Thursday, April 21, 2005

Tyrannies in Trouble

Michael Ledeen sees trouble for the tyrannies in North Korea, China and Iran. Link. He gives examples in all three countries of actions by the people there that shows that the government no longer holds total control. He then concludes with:
It has long been assumed that a repressive regime could survive as long as it had the will to crush any opposition, and that clever tyrants could deflect hatred of their regime by conjuring up an external enemy. There is still a tendency, particularly among intellectuals, to assume that these principles apply to contemporary dictatorships like those in China, Iran, and North Korea. Yet recent events suggest that these three countries, which are united by common interests and which help one another with advanced military technology, from missiles to WMDs, are losing control despite their fierce determination to cling to power and eventually fight and win a great war against the West. All three have nearby examples of new democracies, and their peoples are asking, with increasing intensity, why they are not permitted to govern themselves.

Five hundred years ago Machiavelli insisted that tyranny is the most unstable form of government, and he warned that the most dangerous development for any tyrant was the contempt of his own people.

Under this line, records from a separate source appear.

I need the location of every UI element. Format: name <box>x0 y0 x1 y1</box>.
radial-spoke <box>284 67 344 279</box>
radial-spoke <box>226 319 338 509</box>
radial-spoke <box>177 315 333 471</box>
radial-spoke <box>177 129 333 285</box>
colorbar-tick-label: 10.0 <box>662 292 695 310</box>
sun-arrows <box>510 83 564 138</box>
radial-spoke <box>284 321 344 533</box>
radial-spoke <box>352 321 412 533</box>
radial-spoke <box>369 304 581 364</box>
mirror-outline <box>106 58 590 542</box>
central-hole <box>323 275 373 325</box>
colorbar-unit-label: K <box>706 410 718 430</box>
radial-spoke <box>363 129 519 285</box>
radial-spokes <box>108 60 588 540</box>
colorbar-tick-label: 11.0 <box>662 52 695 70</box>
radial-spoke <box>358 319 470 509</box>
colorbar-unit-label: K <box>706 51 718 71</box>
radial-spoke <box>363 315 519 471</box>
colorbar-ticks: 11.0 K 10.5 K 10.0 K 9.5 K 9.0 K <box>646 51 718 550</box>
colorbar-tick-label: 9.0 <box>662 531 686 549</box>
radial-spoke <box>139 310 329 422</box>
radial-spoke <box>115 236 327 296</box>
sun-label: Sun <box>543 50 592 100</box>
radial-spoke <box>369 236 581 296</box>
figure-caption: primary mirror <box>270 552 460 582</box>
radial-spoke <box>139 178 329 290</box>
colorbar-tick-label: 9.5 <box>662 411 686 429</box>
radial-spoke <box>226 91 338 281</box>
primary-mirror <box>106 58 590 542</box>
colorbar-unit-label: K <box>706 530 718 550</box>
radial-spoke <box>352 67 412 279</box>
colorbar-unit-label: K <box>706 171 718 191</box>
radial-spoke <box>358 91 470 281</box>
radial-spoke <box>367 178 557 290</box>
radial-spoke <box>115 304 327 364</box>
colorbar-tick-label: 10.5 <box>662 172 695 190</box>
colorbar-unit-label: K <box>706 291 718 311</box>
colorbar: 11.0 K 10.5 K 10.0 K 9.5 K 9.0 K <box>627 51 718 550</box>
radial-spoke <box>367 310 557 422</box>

That dramatic tipping point is now very close in China, Iran, and North Korea. All that is required to get there is a steady flow of the truth from outside their borders, guidance for those who undertake the struggle against the tyrants, and constant reminders — backed up with modest action — that we are with them.
These are the hardest of the hard core. It will be far easier for the people to overthrow the government in Syria or force reforms in Egypt and even in Saudi Arabia. That so many examples of active opposition can be found in the three hardest-core cases is cause for optimism that the moves toward democracy we have seen in the world will continue for several more decades, as long as we have leadership in the United States that is serious about liberty and democracy worldwide.